Ci, którzy na co dzień nie interesują się kitesurfingiem, mogli zakochać się w tej dyscyplinie sportu. Organizatorzy zaplanowali trasę tak, żeby wszyscy kibice i gapie mogli z niedalekiej odległości podziwiać zmagania zawodników. Nawet jeśli w pobliżu nie było fanów kitesurfingu, można było znaleźć wiele innych atrakcji. Trampoliny dla dzieci, miejsce do siatkówki plażowej, szkółka kite. Znalazło się także miejsce na integrację, ponieważ na koniec pierwszego dnia wszyscy przenieśli się do klubu Senso.
W pierwszym dniu zawodów, bliski zwycięstwa był reprezentant Koszalina, Maks Żakowski, który ostatecznie zajął drugą pozycję.
Mężczyźni: 1. T. Janiak 2. M. Żakowski 3. P.Miarczyński 4. M. Rowiński 5. A. Kusalewicz 6. P. Boher 7. M. Czernicki 8. J. Bartecki 9. A. Ożóg 10. T. Barańczuk 11. I. Aleksiejuk 12. P. Lenkowski 13. B. Ożóg (kontuzjowany po pierwszym wyścigu).
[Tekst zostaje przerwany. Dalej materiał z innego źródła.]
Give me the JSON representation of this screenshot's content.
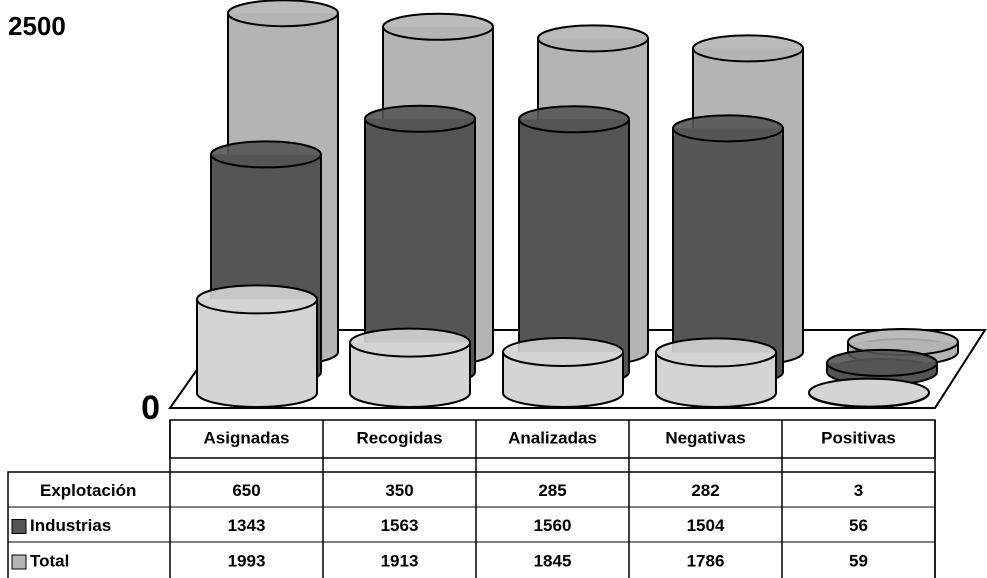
{
  "chart_data": {
    "type": "bar",
    "categories": [
      "Asignadas",
      "Recogidas",
      "Analizadas",
      "Negativas",
      "Positivas"
    ],
    "series": [
      {
        "name": "Explotación",
        "color": "#d4d4d4",
        "values": [
          650,
          350,
          285,
          282,
          3
        ]
      },
      {
        "name": "Industrias",
        "color": "#555555",
        "values": [
          1343,
          1563,
          1560,
          1504,
          56
        ]
      },
      {
        "name": "Total",
        "color": "#b4b4b4",
        "values": [
          1993,
          1913,
          1845,
          1786,
          59
        ]
      }
    ],
    "ylim": [
      0,
      2500
    ],
    "yticks": [
      0,
      2500
    ]
  }
}
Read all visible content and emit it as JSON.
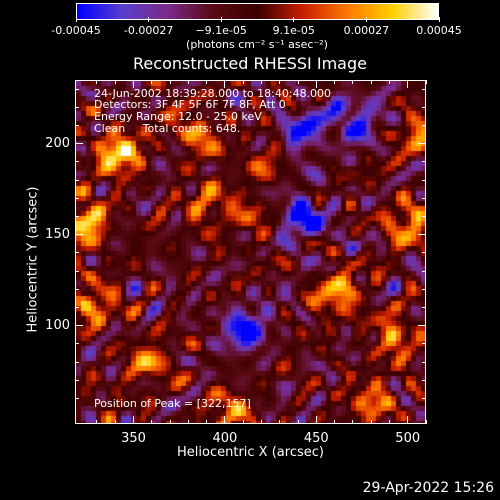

- Oczekuję, że nie będziemy mieli problemów z wiatrem i pogodą - mówił Stein Knutsen, prezes Firmus Group, sponsora głównego zawodów w Mielnie. Niestety, ale pierwszy start zaplanowany na godzinę 10:00 nie mógł dojść do skutku, ponieważ brak wiatru nie pozwolił wystartować zawodnikom do... samego wieczora. Kiteserferzy długo czekali na odpowiednie warunki do rozpoczęcia zawodów, jednak w drugim dniu żaden z nich nie wystartował.
Trzeci dzień przyniósł końcowe rezultaty. Z czterech wyścigów, trzy wygrał koszalinianin Maks Żakowski (w ostatnim miał falstart). Warunki w końcu dopisały, a silny wiatr i duże fale tylko pomogły zawodnikom.